Mercredi, après avoir pris connaissance du rapport commandé à l’ex-directeur financier de France Télévisions Marc Schwartz, les ministres de la Culture (Fleur Pellerin), de l’Economie (Emmanuel Macron) et des Finances (Michel Sapin) ont brossé la feuille de route du futur président de la télé publique. Peu de chances que ce soit l’actuel patron Rémy Pflimlin, dans le collimateur de la tutelle… Mais la nomination, qui sera connue le 22 mai au plus tard, revient in fine au Conseil supérieur de l’audiovisuel.

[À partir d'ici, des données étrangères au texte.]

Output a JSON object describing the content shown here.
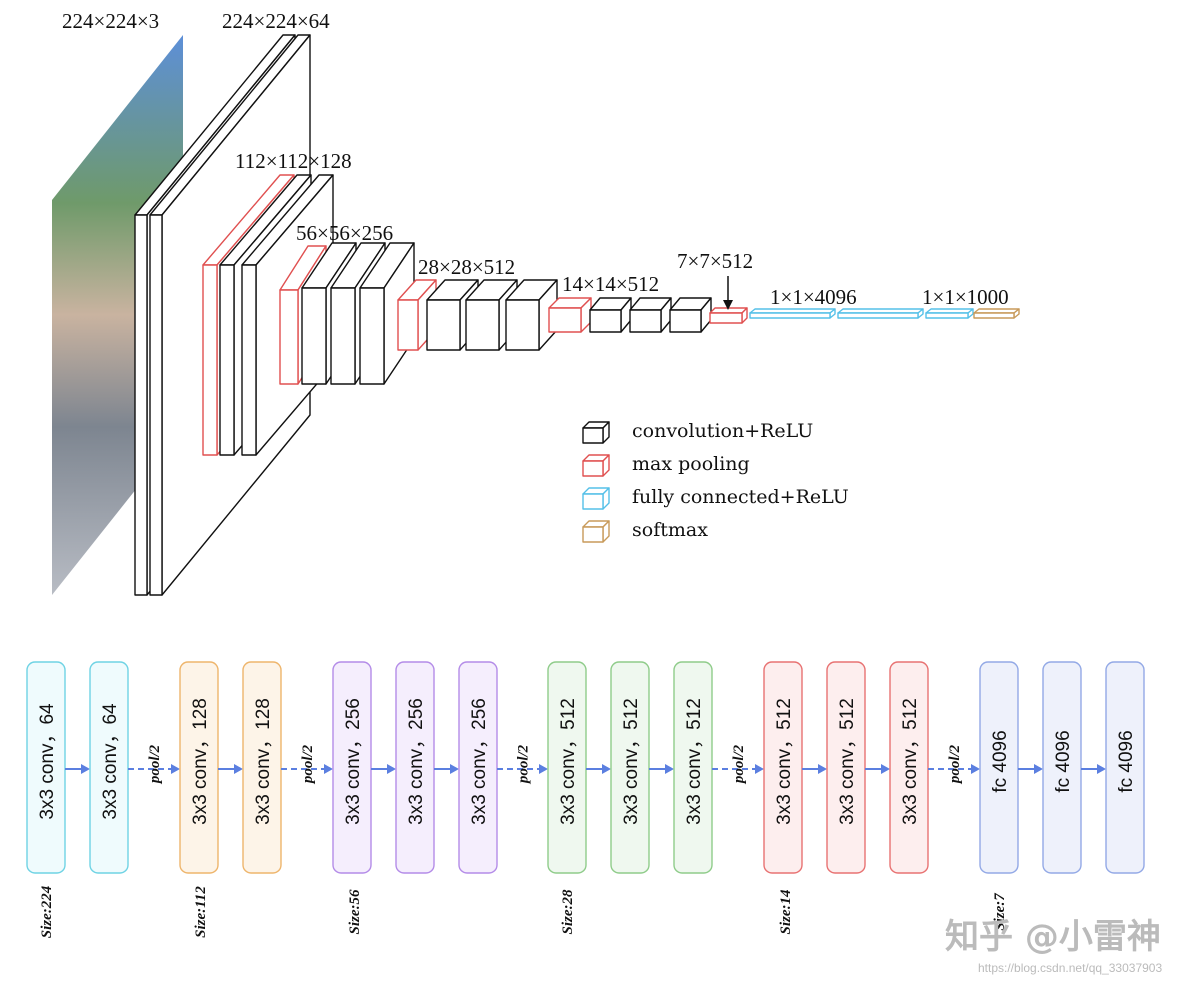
{
  "top_labels": {
    "input": "224×224×3",
    "block1": "224×224×64",
    "block2": "112×112×128",
    "block3": "56×56×256",
    "block4": "28×28×512",
    "block5": "14×14×512",
    "pool5": "7×7×512",
    "fc": "1×1×4096",
    "softmax": "1×1×1000"
  },
  "legend": [
    {
      "label": "convolution+ReLU",
      "color": "#111111"
    },
    {
      "label": "max pooling",
      "color": "#e05050"
    },
    {
      "label": "fully connected+ReLU",
      "color": "#55c0e8"
    },
    {
      "label": "softmax",
      "color": "#c89a5a"
    }
  ],
  "bottom_blocks": [
    {
      "label": "3x3 conv，64",
      "group": "cyan"
    },
    {
      "label": "3x3 conv，64",
      "group": "cyan"
    },
    {
      "label": "3x3 conv，128",
      "group": "orange"
    },
    {
      "label": "3x3 conv，128",
      "group": "orange"
    },
    {
      "label": "3x3 conv，256",
      "group": "purple"
    },
    {
      "label": "3x3 conv，256",
      "group": "purple"
    },
    {
      "label": "3x3 conv，256",
      "group": "purple"
    },
    {
      "label": "3x3 conv，512",
      "group": "green"
    },
    {
      "label": "3x3 conv，512",
      "group": "green"
    },
    {
      "label": "3x3 conv，512",
      "group": "green"
    },
    {
      "label": "3x3 conv，512",
      "group": "red"
    },
    {
      "label": "3x3 conv，512",
      "group": "red"
    },
    {
      "label": "3x3 conv，512",
      "group": "red"
    },
    {
      "label": "fc 4096",
      "group": "blue"
    },
    {
      "label": "fc 4096",
      "group": "blue"
    },
    {
      "label": "fc 4096",
      "group": "blue"
    }
  ],
  "group_colors": {
    "cyan": {
      "stroke": "#6fd3e4",
      "fill": "#effbfd"
    },
    "orange": {
      "stroke": "#eeb56c",
      "fill": "#fdf4e8"
    },
    "purple": {
      "stroke": "#b48ce8",
      "fill": "#f5eefd"
    },
    "green": {
      "stroke": "#8fcc8a",
      "fill": "#eff8ef"
    },
    "red": {
      "stroke": "#e87272",
      "fill": "#fdeeee"
    },
    "blue": {
      "stroke": "#93a9e6",
      "fill": "#eef1fb"
    }
  },
  "pool_label": "pool/2",
  "size_labels": [
    "Size:224",
    "Size:112",
    "Size:56",
    "Size:28",
    "Size:14",
    "Size:7"
  ],
  "arrow_color": "#5b7fe0",
  "watermark": {
    "text": "知乎 @小雷神",
    "url": "https://blog.csdn.net/qq_33037903"
  }
}
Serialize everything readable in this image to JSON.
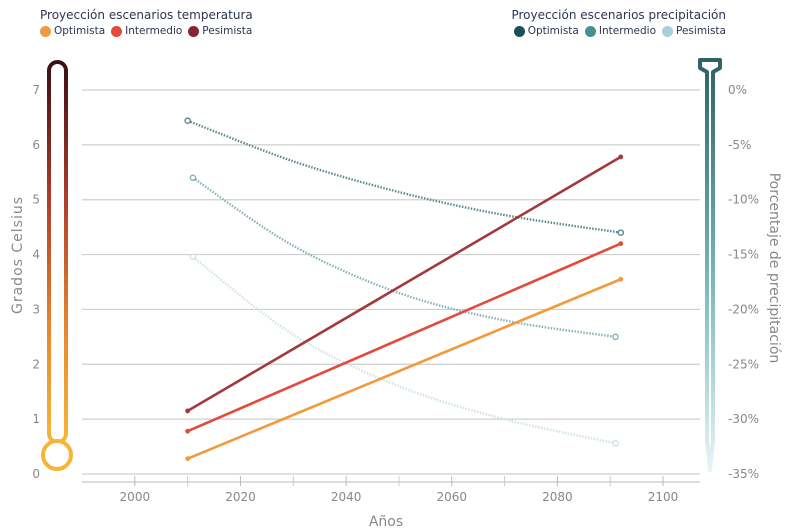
{
  "chart_data": {
    "type": "line",
    "x_label": "Años",
    "left_axis": {
      "label": "Grados Celsius",
      "ylim": [
        0,
        7
      ],
      "ticks": [
        "0",
        "1",
        "2",
        "3",
        "4",
        "5",
        "6",
        "7"
      ]
    },
    "right_axis": {
      "label": "Porcentaje de precipitación",
      "ylim": [
        -35,
        0
      ],
      "ticks": [
        "0%",
        "-5%",
        "-10%",
        "-15%",
        "-20%",
        "-25%",
        "-30%",
        "-35%"
      ]
    },
    "xlim": [
      1990,
      2107
    ],
    "x_ticks": [
      "2000",
      "2020",
      "2040",
      "2060",
      "2080",
      "2100"
    ],
    "legend_temperature": {
      "title": "Proyección escenarios temperatura",
      "items": [
        {
          "name": "Optimista",
          "color": "#f19a3e"
        },
        {
          "name": "Intermedio",
          "color": "#e24a3b"
        },
        {
          "name": "Pesimista",
          "color": "#8c2330"
        }
      ]
    },
    "legend_precipitation": {
      "title": "Proyección escenarios precipitación",
      "items": [
        {
          "name": "Optimista",
          "color": "#1d5055"
        },
        {
          "name": "Intermedio",
          "color": "#4a8e93"
        },
        {
          "name": "Pesimista",
          "color": "#a9d0d6"
        }
      ]
    },
    "temperature_series": [
      {
        "name": "Optimista",
        "color": "#f19a3e",
        "x": [
          2010,
          2092
        ],
        "y": [
          0.28,
          3.55
        ]
      },
      {
        "name": "Intermedio",
        "color": "#e24a3b",
        "x": [
          2010,
          2092
        ],
        "y": [
          0.78,
          4.2
        ]
      },
      {
        "name": "Pesimista",
        "color": "#a3393a",
        "x": [
          2010,
          2092
        ],
        "y": [
          1.15,
          5.78
        ]
      }
    ],
    "precipitation_series": [
      {
        "name": "Optimista",
        "color": "#5a8a8d",
        "x": [
          2010,
          2030,
          2050,
          2070,
          2092
        ],
        "y": [
          -2.8,
          -6.5,
          -9.3,
          -11.4,
          -13.0
        ]
      },
      {
        "name": "Intermedio",
        "color": "#86b3b7",
        "x": [
          2011,
          2030,
          2050,
          2070,
          2091
        ],
        "y": [
          -8.0,
          -14.2,
          -18.5,
          -21.0,
          -22.5
        ]
      },
      {
        "name": "Pesimista",
        "color": "#cfe3e6",
        "x": [
          2011,
          2030,
          2050,
          2070,
          2091
        ],
        "y": [
          -15.2,
          -22.3,
          -27.0,
          -30.0,
          -32.2
        ]
      }
    ]
  }
}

Que dit le rapport Schwartz ?
Le diagnostic est globalement sévère sur la gestion de France Télévisions. Il critique les «lourdeurs internes», et insiste sur l'importante baisse de la part d'audience depuis dix ans (28,8% en 2014 contre 35% en 2008). Pan sur le bec de Pflimlin. Pour autant, «le groupe de travail est convaincu que la télévision publique est plus que jamais nécessaire dans cet environnement fragmenté, éclaté, mondialisé». Editorialement, le rapport appelle à davantage de cohérence entre les chaînes, en particulier une réforme de France 3 sur l'articulation entre ses offres nationales et régionales. Enfin, Schwartz estime que «la pérennité de France Ô», qui n'a «pas trouvé son public», soulève, «des interrogations».
Que dit la feuille de route des ministres ?
La future direction de France Télévisions devra être plus audacieuse dans ses programmes, attirer le jeune public, promouvoir la culture, développer le numérique et réformer France 3. Le tout avec un budget en baisse… Il faudra, si nécessaire, renoncer à une des cinq chaînes publiques (France Ô ?). La piste d'une augmentation de la redevance, déjà évoquée fin 2014, fait l'objet d'une «réflexion». D'après les trois ministres, le budget de France Télévisions (2,85 milliards d'euros en 2015) sera «au mieux stable», et «plus probablement» s'inscrira d'ici 2020 dans le mouvement de «baisse constatée ces dernières années».
Plusieurs réformes de fond, jusqu'ici repoussées, sont évoquées : la réorganisation de France 3, l'amélioration de la gestion de la filière de production, ainsi que celle du réseau outre-mer. Il est également demandé des «propositions précises» pour définir «des lignes éditoriales claires» pour chacune des chaînes, afin d'éviter qu'elles se concurrencent.
En revanche, plusieurs des suggestions du rapport Schwartz n’ont pas été écoutées. Ainsi, un retour de la publicité après 20 heures a été écarté, et la création d’une chaîne d’info en continu n’est pas d’actualité.
Rémy Pflimlin peut-il se succéder ?
C’est peu probable. Alors que Pflimlin n’a pas encore déclaré s’il briguerait un nouveau mandat, des prétendants se sont déclarés. Le nom d’Alexandre Michelin, 50 ans, ancien de Canal + et actuel DG de Microsoft-MSN Europe, circule, entre autres candidats. Les prétendants devront intégrer les objectifs du rapport Schwartz dans le projet qu’ils doivent envoyer avant le 26 mars au CSA.